2. The method for integrally forming the array metal bumps on the surface of the LTCC substrate as claimed in claim 1, wherein the green sheet material comprises organic materials, in particular polyimide powder, polyvinyl alcohol and graphite powder.

3. The integrated forming method of the array metal bumps on the surface of the LTCC substrate of claim 2, wherein the S1 specifically comprises:

stirring and mixing polyimide powder and graphite powder uniformly, and grinding for 15-30 min by using a mortar; adding mixed powder of polyimide powder and graphite powder into 5-8 wt% concentration water solution of polyvinyl alcohol, mixing and stirring;

attaching a layer of polymer film on the surface of the cut green sheet;

4. The integrated molding method of the array metal bumps on the surface of the LTCC substrate as claimed in claim 1, wherein the aperture of the bump punching hole is 100-500 μm; the distance between the centers of adjacent holes is larger than or equal to the aperture multiplied by 2.

5. The integrated forming method of the array metal bumps on the surface of the LTCC substrate as claimed in claim 1, wherein the manner of filling the metal paste in the bump punching holes comprises:

or the like, or a combination thereof,

and filling the metal slurry into the bump punched holes through the mask.

6. The integrated molding method of metal bumps on the surface of LTCC substrate according to claim 1, wherein in step S3, the laminate is preheated in an isostatic press for 20-30 min, the isostatic pressure is 3000-3500 PSI, the isostatic temperature is 70-75 ℃, and the dwell time is 15-20 min.
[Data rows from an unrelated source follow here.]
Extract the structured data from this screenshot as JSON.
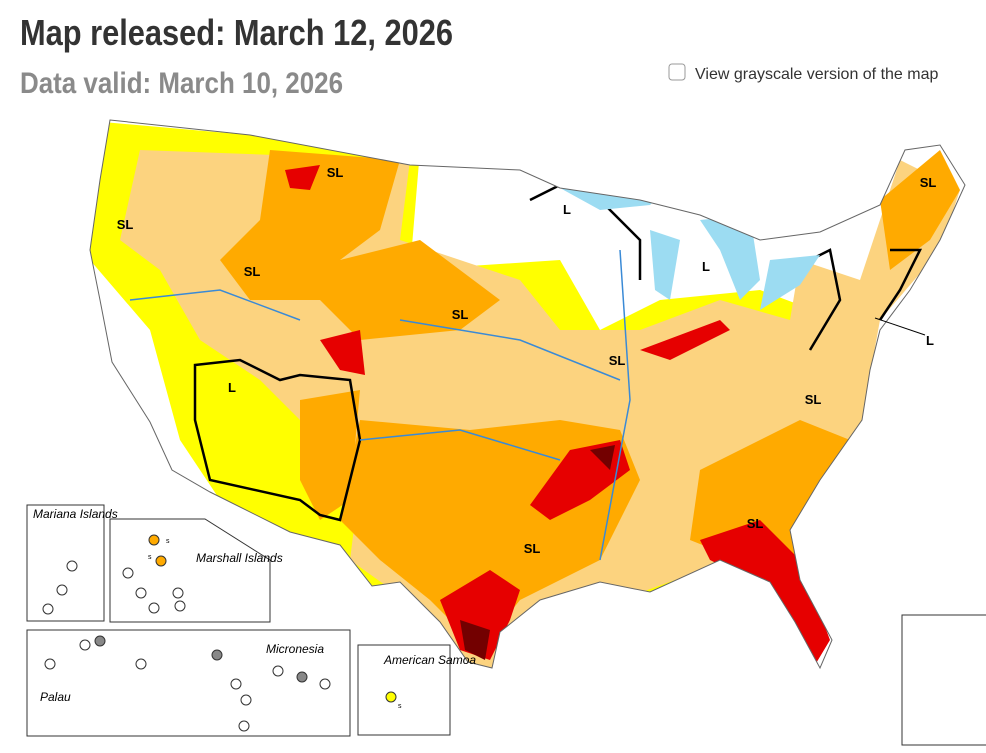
{
  "header": {
    "title": "Map released: March 12, 2026",
    "subtitle": "Data valid: March 10, 2026"
  },
  "grayscale_toggle": {
    "label": "View grayscale version of the map",
    "checked": false
  },
  "map": {
    "impact_labels": [
      "SL",
      "SL",
      "SL",
      "SL",
      "SL",
      "SL",
      "SL",
      "SL",
      "SL",
      "L",
      "L",
      "L",
      "L"
    ]
  },
  "insets": {
    "mariana": "Mariana Islands",
    "marshall": "Marshall Islands",
    "micronesia": "Micronesia",
    "palau": "Palau",
    "samoa": "American Samoa",
    "marshall_marks": [
      "s",
      "s"
    ],
    "samoa_mark": "s"
  }
}
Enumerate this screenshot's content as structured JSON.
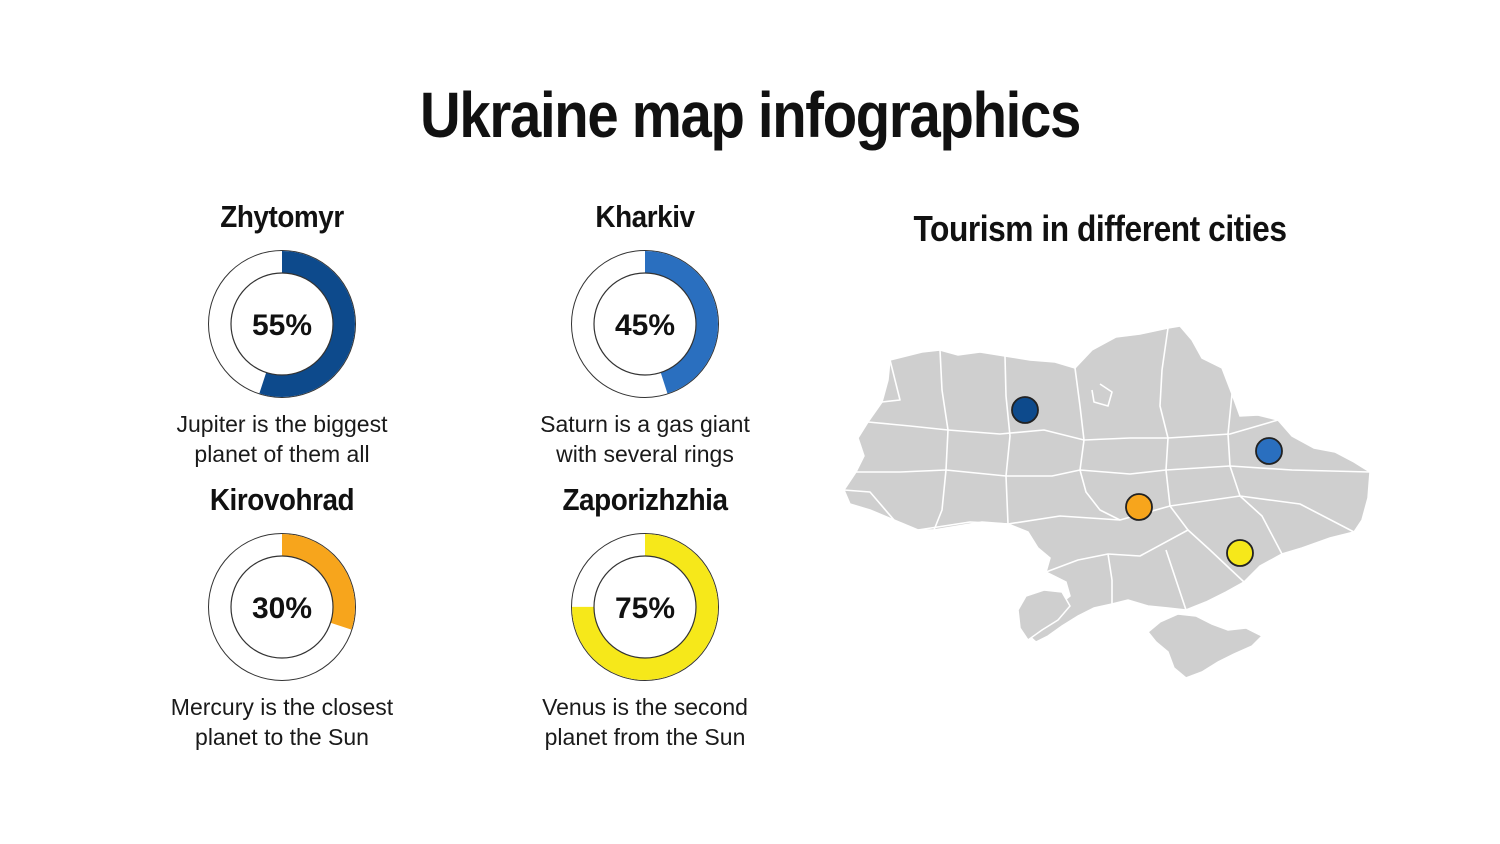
{
  "title": "Ukraine map infographics",
  "map": {
    "title": "Tourism in different cities",
    "fill_color": "#cfcfcf",
    "border_color": "#ffffff",
    "markers": [
      {
        "city": "Zhytomyr",
        "color": "#0d4a8c"
      },
      {
        "city": "Kharkiv",
        "color": "#2a6fbf"
      },
      {
        "city": "Kirovohrad",
        "color": "#f7a51c"
      },
      {
        "city": "Zaporizhzhia",
        "color": "#f6e81a"
      }
    ]
  },
  "cards": [
    {
      "name": "Zhytomyr",
      "value": 55,
      "percent_label": "55%",
      "color": "#0d4a8c",
      "description": "Jupiter is the biggest\nplanet of them all"
    },
    {
      "name": "Kharkiv",
      "value": 45,
      "percent_label": "45%",
      "color": "#2a6fbf",
      "description": "Saturn is a gas giant\nwith several rings"
    },
    {
      "name": "Kirovohrad",
      "value": 30,
      "percent_label": "30%",
      "color": "#f7a51c",
      "description": "Mercury is the closest\nplanet to the Sun"
    },
    {
      "name": "Zaporizhzhia",
      "value": 75,
      "percent_label": "75%",
      "color": "#f6e81a",
      "description": "Venus is the second\nplanet from the Sun"
    }
  ]
}
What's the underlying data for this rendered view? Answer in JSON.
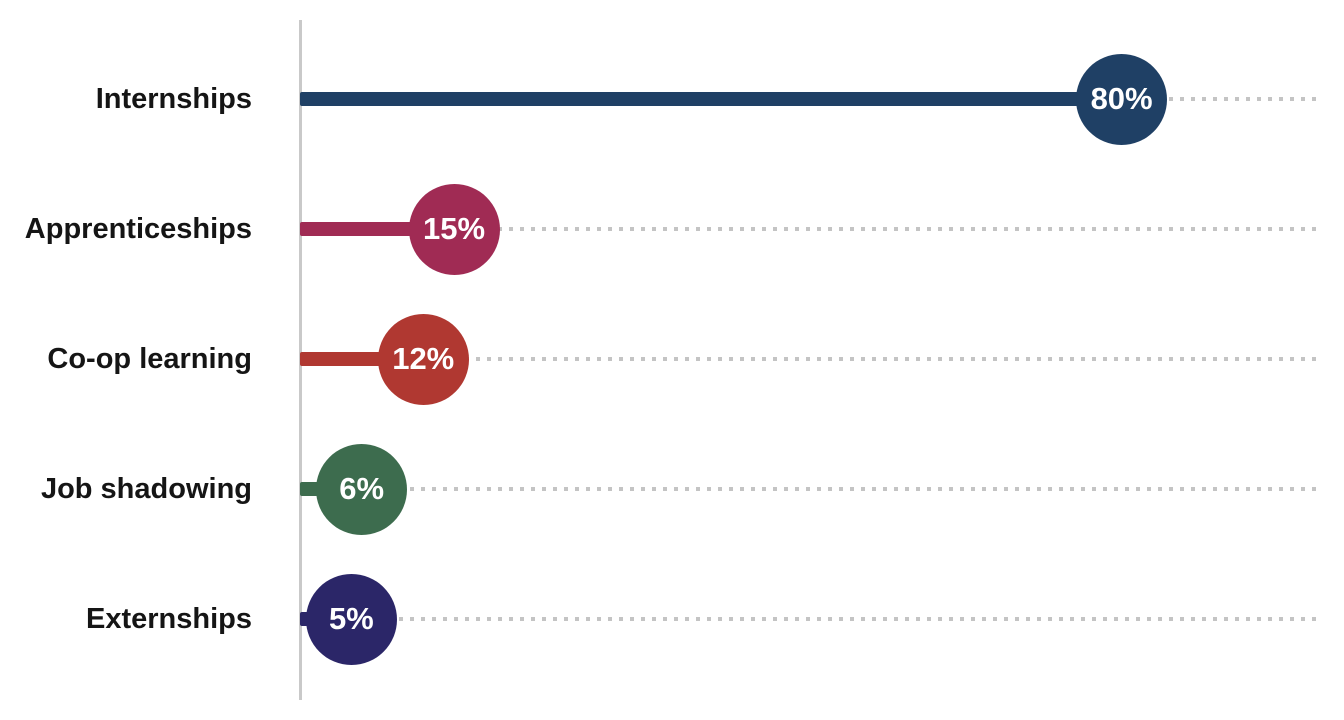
{
  "chart_data": {
    "type": "lollipop",
    "title": "",
    "xlabel": "",
    "ylabel": "",
    "categories": [
      "Internships",
      "Apprenticeships",
      "Co-op learning",
      "Job shadowing",
      "Externships"
    ],
    "values": [
      80,
      15,
      12,
      6,
      5
    ],
    "value_labels": [
      "80%",
      "15%",
      "12%",
      "6%",
      "5%"
    ],
    "colors": [
      "#1F4065",
      "#A02B54",
      "#B03831",
      "#3D6C4E",
      "#2B2668"
    ],
    "xlim": [
      0,
      100
    ],
    "orientation": "horizontal",
    "grid": "dotted-horizontal-leaders",
    "axis_line_color": "#c9c9c9",
    "dotted_leader_color": "#c4c4c4",
    "label_color": "#151515",
    "value_text_color": "#ffffff",
    "background_color": "#ffffff",
    "legend": "none"
  }
}
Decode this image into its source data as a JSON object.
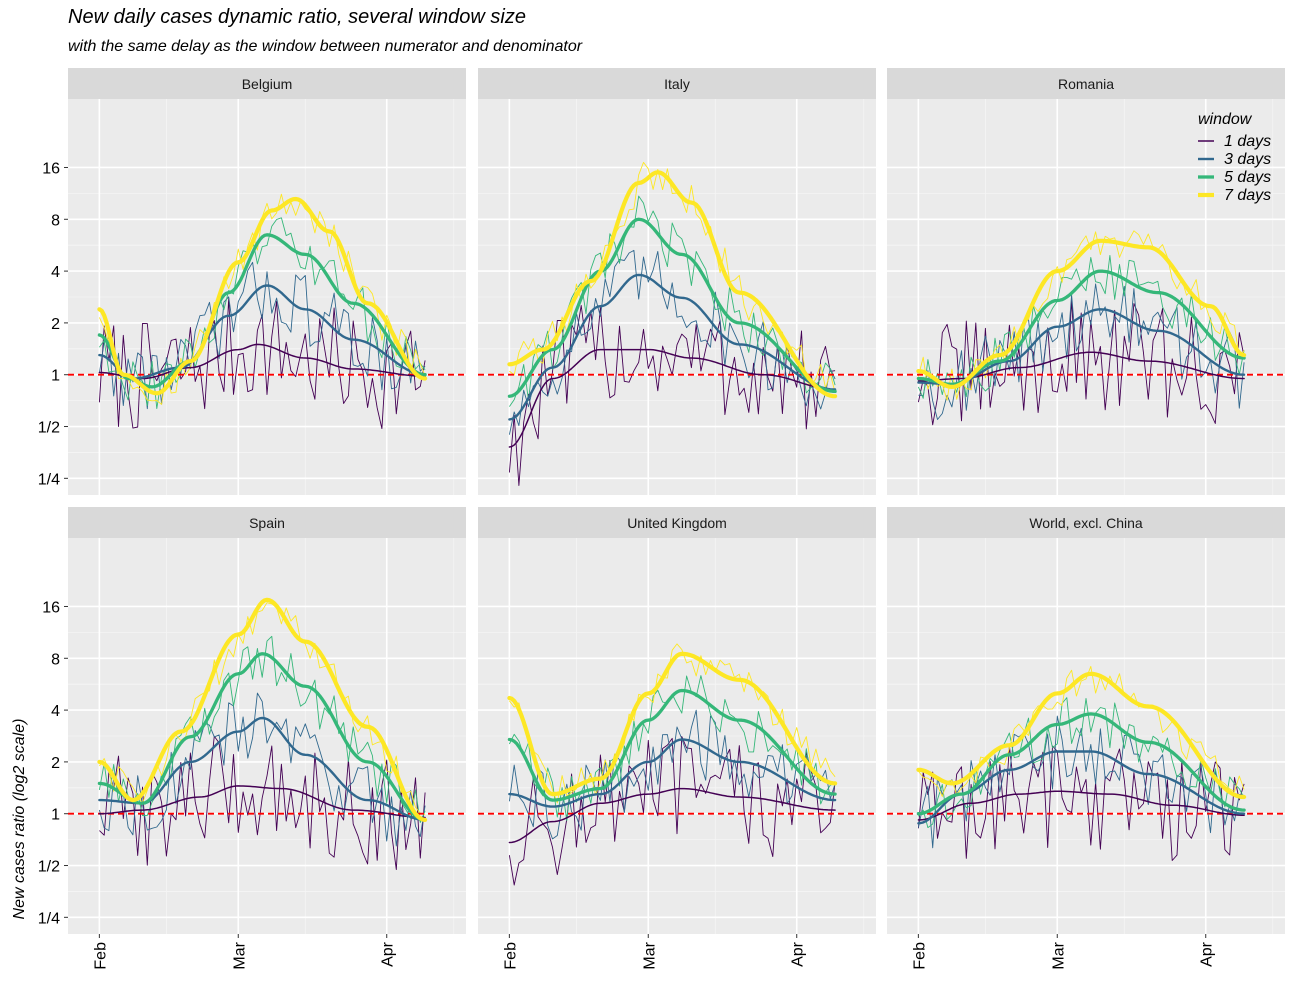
{
  "title": "New daily cases dynamic ratio, several window size",
  "subtitle": "with the same delay as the window between numerator and denominator",
  "chart_data": {
    "type": "line",
    "y_scale": "log2",
    "ylabel": "New cases ratio (log2 scale)",
    "xlabel": "",
    "x_ticks": [
      "Feb",
      "Mar",
      "Apr"
    ],
    "y_ticks": [
      "1/4",
      "1/2",
      "1",
      "2",
      "4",
      "8",
      "16"
    ],
    "ylim": [
      0.2,
      40
    ],
    "xlim": [
      "2020-01-29",
      "2020-04-14"
    ],
    "reference_line": {
      "y": 1,
      "color": "#ff0000",
      "style": "dashed"
    },
    "legend": {
      "title": "window",
      "placement": "top-right",
      "entries": [
        {
          "label": "1 days",
          "color": "#440154"
        },
        {
          "label": "3 days",
          "color": "#31688e"
        },
        {
          "label": "5 days",
          "color": "#35b779"
        },
        {
          "label": "7 days",
          "color": "#fde725"
        }
      ]
    },
    "panels": [
      {
        "name": "Belgium",
        "smooth": {
          "1 days": [
            [
              "2020-02-01",
              1.03
            ],
            [
              "2020-02-10",
              0.95
            ],
            [
              "2020-02-20",
              1.1
            ],
            [
              "2020-03-01",
              1.4
            ],
            [
              "2020-03-05",
              1.5
            ],
            [
              "2020-03-15",
              1.25
            ],
            [
              "2020-03-25",
              1.08
            ],
            [
              "2020-04-09",
              0.98
            ]
          ],
          "3 days": [
            [
              "2020-02-01",
              1.3
            ],
            [
              "2020-02-08",
              0.95
            ],
            [
              "2020-02-18",
              1.1
            ],
            [
              "2020-02-28",
              2.2
            ],
            [
              "2020-03-07",
              3.3
            ],
            [
              "2020-03-15",
              2.4
            ],
            [
              "2020-03-25",
              1.6
            ],
            [
              "2020-04-09",
              1.0
            ]
          ],
          "5 days": [
            [
              "2020-02-01",
              1.7
            ],
            [
              "2020-02-07",
              0.95
            ],
            [
              "2020-02-12",
              0.85
            ],
            [
              "2020-02-20",
              1.2
            ],
            [
              "2020-02-28",
              3.0
            ],
            [
              "2020-03-07",
              6.5
            ],
            [
              "2020-03-15",
              5.0
            ],
            [
              "2020-03-25",
              2.6
            ],
            [
              "2020-04-09",
              1.0
            ]
          ],
          "7 days": [
            [
              "2020-02-01",
              2.4
            ],
            [
              "2020-02-06",
              1.0
            ],
            [
              "2020-02-13",
              0.78
            ],
            [
              "2020-02-20",
              1.2
            ],
            [
              "2020-03-01",
              4.5
            ],
            [
              "2020-03-08",
              9.0
            ],
            [
              "2020-03-13",
              10.5
            ],
            [
              "2020-03-20",
              6.8
            ],
            [
              "2020-03-28",
              2.6
            ],
            [
              "2020-04-09",
              0.95
            ]
          ]
        }
      },
      {
        "name": "Italy",
        "smooth": {
          "1 days": [
            [
              "2020-02-01",
              0.38
            ],
            [
              "2020-02-10",
              0.95
            ],
            [
              "2020-02-20",
              1.4
            ],
            [
              "2020-03-01",
              1.4
            ],
            [
              "2020-03-10",
              1.25
            ],
            [
              "2020-03-25",
              1.0
            ],
            [
              "2020-04-09",
              0.82
            ]
          ],
          "3 days": [
            [
              "2020-02-01",
              0.55
            ],
            [
              "2020-02-10",
              1.1
            ],
            [
              "2020-02-20",
              2.5
            ],
            [
              "2020-02-28",
              3.8
            ],
            [
              "2020-03-08",
              2.8
            ],
            [
              "2020-03-20",
              1.5
            ],
            [
              "2020-04-09",
              0.82
            ]
          ],
          "5 days": [
            [
              "2020-02-01",
              0.75
            ],
            [
              "2020-02-10",
              1.4
            ],
            [
              "2020-02-20",
              4.0
            ],
            [
              "2020-02-28",
              8.0
            ],
            [
              "2020-03-08",
              5.0
            ],
            [
              "2020-03-20",
              2.0
            ],
            [
              "2020-04-09",
              0.8
            ]
          ],
          "7 days": [
            [
              "2020-02-01",
              1.15
            ],
            [
              "2020-02-08",
              1.4
            ],
            [
              "2020-02-18",
              3.5
            ],
            [
              "2020-02-28",
              13.0
            ],
            [
              "2020-03-03",
              15.0
            ],
            [
              "2020-03-10",
              10.0
            ],
            [
              "2020-03-20",
              3.0
            ],
            [
              "2020-04-09",
              0.75
            ]
          ]
        }
      },
      {
        "name": "Romania",
        "smooth": {
          "1 days": [
            [
              "2020-02-01",
              0.92
            ],
            [
              "2020-02-10",
              0.95
            ],
            [
              "2020-02-22",
              1.1
            ],
            [
              "2020-03-08",
              1.35
            ],
            [
              "2020-03-20",
              1.2
            ],
            [
              "2020-04-09",
              0.95
            ]
          ],
          "3 days": [
            [
              "2020-02-01",
              0.9
            ],
            [
              "2020-02-08",
              0.88
            ],
            [
              "2020-02-20",
              1.2
            ],
            [
              "2020-03-01",
              1.9
            ],
            [
              "2020-03-10",
              2.4
            ],
            [
              "2020-03-22",
              1.8
            ],
            [
              "2020-04-09",
              1.0
            ]
          ],
          "5 days": [
            [
              "2020-02-01",
              0.95
            ],
            [
              "2020-02-08",
              0.88
            ],
            [
              "2020-02-18",
              1.2
            ],
            [
              "2020-03-01",
              2.7
            ],
            [
              "2020-03-10",
              4.0
            ],
            [
              "2020-03-22",
              3.0
            ],
            [
              "2020-04-09",
              1.25
            ]
          ],
          "7 days": [
            [
              "2020-02-01",
              1.05
            ],
            [
              "2020-02-08",
              0.85
            ],
            [
              "2020-02-18",
              1.3
            ],
            [
              "2020-03-01",
              4.0
            ],
            [
              "2020-03-10",
              6.0
            ],
            [
              "2020-03-20",
              5.5
            ],
            [
              "2020-04-02",
              2.5
            ],
            [
              "2020-04-09",
              1.3
            ]
          ]
        }
      },
      {
        "name": "Spain",
        "smooth": {
          "1 days": [
            [
              "2020-02-01",
              1.0
            ],
            [
              "2020-02-10",
              1.05
            ],
            [
              "2020-02-22",
              1.25
            ],
            [
              "2020-03-01",
              1.45
            ],
            [
              "2020-03-10",
              1.4
            ],
            [
              "2020-03-25",
              1.05
            ],
            [
              "2020-04-09",
              0.95
            ]
          ],
          "3 days": [
            [
              "2020-02-01",
              1.2
            ],
            [
              "2020-02-10",
              1.15
            ],
            [
              "2020-02-20",
              2.0
            ],
            [
              "2020-03-01",
              3.0
            ],
            [
              "2020-03-06",
              3.6
            ],
            [
              "2020-03-15",
              2.2
            ],
            [
              "2020-03-28",
              1.2
            ],
            [
              "2020-04-09",
              0.92
            ]
          ],
          "5 days": [
            [
              "2020-02-01",
              1.5
            ],
            [
              "2020-02-10",
              1.15
            ],
            [
              "2020-02-20",
              2.8
            ],
            [
              "2020-03-01",
              6.5
            ],
            [
              "2020-03-06",
              8.5
            ],
            [
              "2020-03-15",
              5.5
            ],
            [
              "2020-03-28",
              2.0
            ],
            [
              "2020-04-09",
              0.92
            ]
          ],
          "7 days": [
            [
              "2020-02-01",
              2.0
            ],
            [
              "2020-02-08",
              1.2
            ],
            [
              "2020-02-18",
              3.0
            ],
            [
              "2020-03-01",
              11.0
            ],
            [
              "2020-03-07",
              17.5
            ],
            [
              "2020-03-15",
              10.0
            ],
            [
              "2020-03-28",
              3.2
            ],
            [
              "2020-04-09",
              0.92
            ]
          ]
        }
      },
      {
        "name": "United Kingdom",
        "smooth": {
          "1 days": [
            [
              "2020-02-01",
              0.68
            ],
            [
              "2020-02-10",
              0.9
            ],
            [
              "2020-02-20",
              1.15
            ],
            [
              "2020-03-01",
              1.3
            ],
            [
              "2020-03-08",
              1.4
            ],
            [
              "2020-03-20",
              1.25
            ],
            [
              "2020-04-09",
              1.05
            ]
          ],
          "3 days": [
            [
              "2020-02-01",
              1.3
            ],
            [
              "2020-02-10",
              1.1
            ],
            [
              "2020-02-20",
              1.3
            ],
            [
              "2020-03-01",
              2.0
            ],
            [
              "2020-03-08",
              2.7
            ],
            [
              "2020-03-20",
              2.0
            ],
            [
              "2020-04-09",
              1.2
            ]
          ],
          "5 days": [
            [
              "2020-02-01",
              2.7
            ],
            [
              "2020-02-10",
              1.2
            ],
            [
              "2020-02-20",
              1.4
            ],
            [
              "2020-03-01",
              3.5
            ],
            [
              "2020-03-08",
              5.2
            ],
            [
              "2020-03-20",
              3.5
            ],
            [
              "2020-04-09",
              1.3
            ]
          ],
          "7 days": [
            [
              "2020-02-01",
              4.7
            ],
            [
              "2020-02-10",
              1.3
            ],
            [
              "2020-02-20",
              1.6
            ],
            [
              "2020-03-01",
              5.0
            ],
            [
              "2020-03-08",
              8.5
            ],
            [
              "2020-03-20",
              6.0
            ],
            [
              "2020-04-09",
              1.5
            ]
          ]
        }
      },
      {
        "name": "World, excl. China",
        "smooth": {
          "1 days": [
            [
              "2020-02-01",
              0.92
            ],
            [
              "2020-02-12",
              1.15
            ],
            [
              "2020-02-22",
              1.3
            ],
            [
              "2020-03-01",
              1.35
            ],
            [
              "2020-03-12",
              1.3
            ],
            [
              "2020-03-25",
              1.12
            ],
            [
              "2020-04-09",
              0.98
            ]
          ],
          "3 days": [
            [
              "2020-02-01",
              0.88
            ],
            [
              "2020-02-10",
              1.3
            ],
            [
              "2020-02-20",
              1.8
            ],
            [
              "2020-03-01",
              2.3
            ],
            [
              "2020-03-08",
              2.3
            ],
            [
              "2020-03-20",
              1.7
            ],
            [
              "2020-04-09",
              1.0
            ]
          ],
          "5 days": [
            [
              "2020-02-01",
              1.0
            ],
            [
              "2020-02-10",
              1.3
            ],
            [
              "2020-02-20",
              2.2
            ],
            [
              "2020-03-01",
              3.3
            ],
            [
              "2020-03-08",
              3.8
            ],
            [
              "2020-03-20",
              2.6
            ],
            [
              "2020-04-09",
              1.05
            ]
          ],
          "7 days": [
            [
              "2020-02-01",
              1.8
            ],
            [
              "2020-02-08",
              1.5
            ],
            [
              "2020-02-20",
              2.5
            ],
            [
              "2020-03-01",
              5.0
            ],
            [
              "2020-03-08",
              6.5
            ],
            [
              "2020-03-20",
              4.2
            ],
            [
              "2020-04-09",
              1.25
            ]
          ]
        }
      }
    ]
  }
}
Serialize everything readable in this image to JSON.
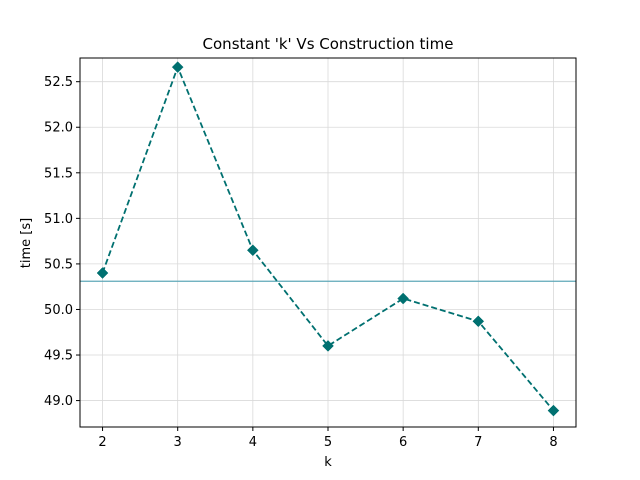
{
  "chart_data": {
    "type": "line",
    "title": "Constant 'k' Vs Construction time",
    "xlabel": "k",
    "ylabel": "time [s]",
    "x": [
      2,
      3,
      4,
      5,
      6,
      7,
      8
    ],
    "series": [
      {
        "values": [
          50.4,
          52.66,
          50.65,
          49.6,
          50.12,
          49.87,
          48.89
        ],
        "color": "#007070",
        "line_style": "dashed",
        "marker": "diamond"
      }
    ],
    "reference_line": {
      "y": 50.31,
      "color": "#5fa8b8"
    },
    "xticks": [
      "2",
      "3",
      "4",
      "5",
      "6",
      "7",
      "8"
    ],
    "yticks": [
      "49.0",
      "49.5",
      "50.0",
      "50.5",
      "51.0",
      "51.5",
      "52.0",
      "52.5"
    ],
    "xlim": [
      1.7,
      8.3
    ],
    "ylim": [
      48.71,
      52.76
    ],
    "grid": true
  }
}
7. The integrated forming method of the array metal bumps on the surface of the LTCC substrate of claim 1, wherein the S4 specifically comprises:

8. The integrated molding method of the array metal bumps on the surface of the LTCC substrate as claimed in claim 7, wherein the temperature rise rate of the co-sintering of the integrated green body at the glue discharging stage is less than or equal to 2 ℃/min, and the temperature rise rate after the glue discharging is 5-8 ℃/min.

9. The integrated molding method of the array metal bumps on the surface of the LTCC substrate as claimed in claim 7, wherein the diameter of the metal bumps is 80-500 μm; the height of the salient point is 50-450 mu m.

10. An LTCC substrate, characterized in that the LTCC substrate is prepared by the integrated molding method of the array metal bumps on the surface of the LTCC substrate as claimed in any one of claims 1 to 9.